Your story is incredibly inspiring. I'm in a similar situation — 51F, BMI 41, just diagnosed with MASH (F2 on FibroScan at 8.4 kPa, CAP 341). My GI started me on tirzepatide instead of semaglutide. My baseline labs: - ALT: 72 U/L - AST: 48 U/L - HbA1c: 7.8% - Triglycerides: 267 mg/dL I'm only 3 months in but already seeing some changes: - ALT: 48 U/L (-33%) - Weight: -22 lbs - HbA1c: 6.9% My GI didn't add pioglitazone or vitamin E. Should I ask about adding them? I'm wondering if I'm leaving benefit on the table by only doing monotherapy with tirzepatide.

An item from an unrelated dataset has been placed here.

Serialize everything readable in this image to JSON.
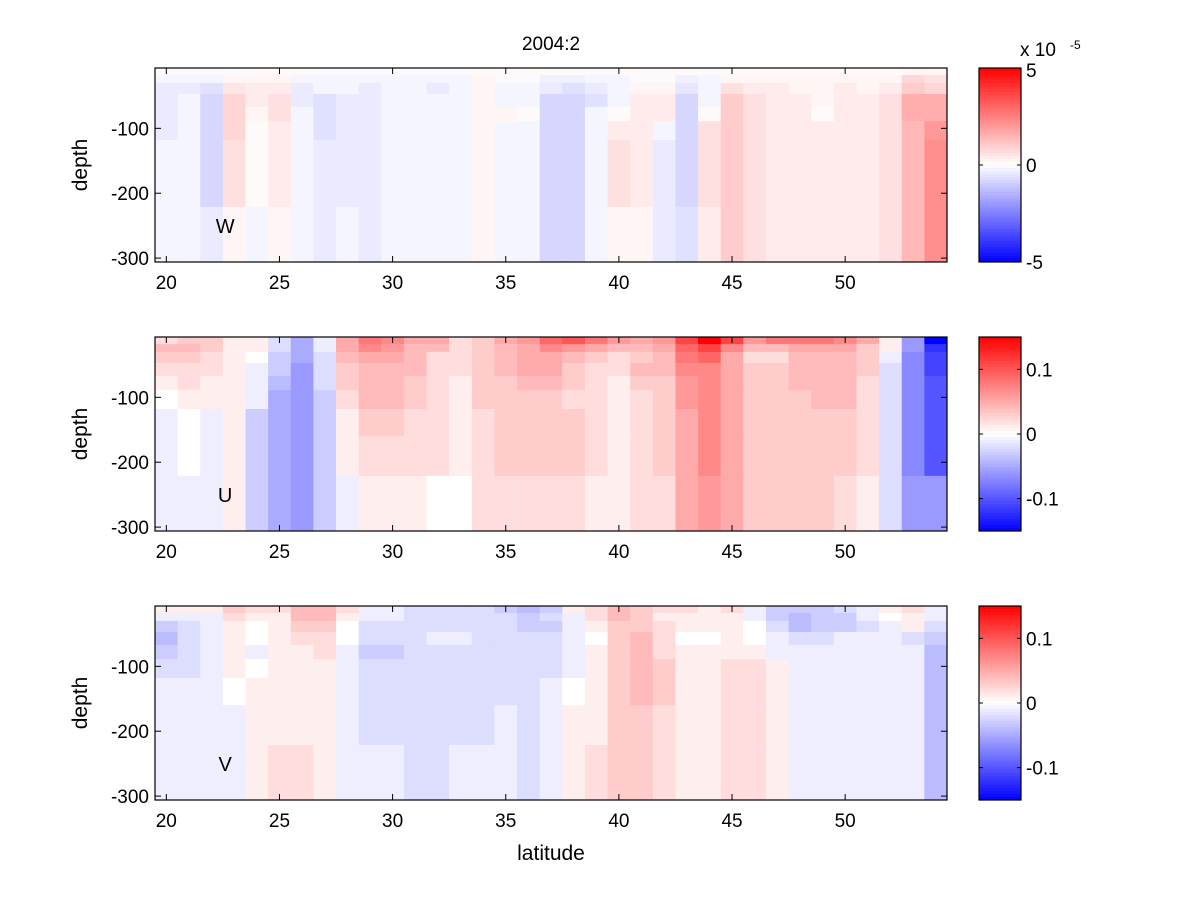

I'm a hepatologist and I can weigh in on this. The choice between monotherapy (GLP-1 alone) vs. combination therapy depends on several factors: When I add pioglitazone to GLP-1: - F3 or higher fibrosis (higher urgency to reverse fibrosis) - Significant insulin resistance (HOMA-IR > 5) - Suboptimal response to GLP-1 alone at 6 months - Patient with T2D where pioglitazone offers dual benefit When I add vitamin E: - Non-diabetic MASH (strongest evidence from PIVENS was in non-diabetics) - Significant lobular inflammation on biopsy - High oxidative stress markers For your situation (F2, BMI 41, HbA1c 7.8% on tirzepatide): - Tirzepatide monotherapy is a reasonable first-line approach. The SYNERGY-NASH data suggests tirz may be even more effective than sema for MASH. - Your 3-month trajectory looks excellent. A 33% ALT reduction at 3 months predicts good histological outcomes. - I'd reassess at 6 months with repeat FibroScan. If stiffness hasn't improved meaningfully, that's when I'd consider adding pioglitazone. Don't compare your timeline to's too closely — he started with more advanced disease (F3) which paradoxically sometimes shows more dramatic initial improvement because there's more to reverse. F2 patients often have a slower but steady trajectory. One thing I would add regardless: complete alcohol elimination if you haven't already, and strict fructose limitation. Both are directly hepatotoxic independent of weight.